Think carefully before borrowing using payday loans, doorstep lenders or by using a pawnbroker. And avoid illegal loan sharks altogether. See our video of how Micky got caught up with payday loans which spiralled out of control and ruined his military career.

  • Payday loans - Taking out a payday loan can be a very expensive way to borrow. It’s also all too easy to roll over your loans from month to month and lender to lender, leading to your initial debt quickly growing into an unmanageable one.
  • Home credit or doorstep lending –  is when a company lends you money and collects repayments weekly or fortnightly at your home. It can be very expensive so think very carefully before you take on this type of loan. Don't borrow from anyone who calls at your house uninvited offering you a loan as this is illegal.
  • Pawnbrokers - will lend you money but at fairly high rates of interest and you'll have to leave something valuable, normally jewellery, as security. The item is known as a 'pawn'. If you can't pay back your debt, you'll lose your item. For extra peace of mind, check that your pawnbroker is a member of the National Pawnbrokers Association, a trade body that promotes high standards of business conduct.  See Pawnbrokers on the Money Advice Service's website for more information.
  • Loan sharks – are illegal lenders who often target low income and desperate families with small, short-term loans. They may seem friendly at first but borrowing from them is never a good idea.
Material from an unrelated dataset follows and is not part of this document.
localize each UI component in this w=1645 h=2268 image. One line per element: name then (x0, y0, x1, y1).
Avoid them at all costs. They will often charge extortionate rates of interest and you may be harassed if you get behind with your repayments. Check whether they are authorised by the Financial Conduct Authority (FCA). If not, don't touch them - report them to the local Stop Loan Sharks team.  Find out more in Dealing with loan sharks.
  • Cash for gold - If you want to sell old gold there are several different options to choose from including postal gold sites, specialist gold merchants, TV gold websites and traditional pawnbrokers. Think very carefully if you are considering selling gold to get hold of cash. 

Rebuilding your credit rating

There are steps you can take to rebuild your credit rating after being in debt – see How to improve your credit rating.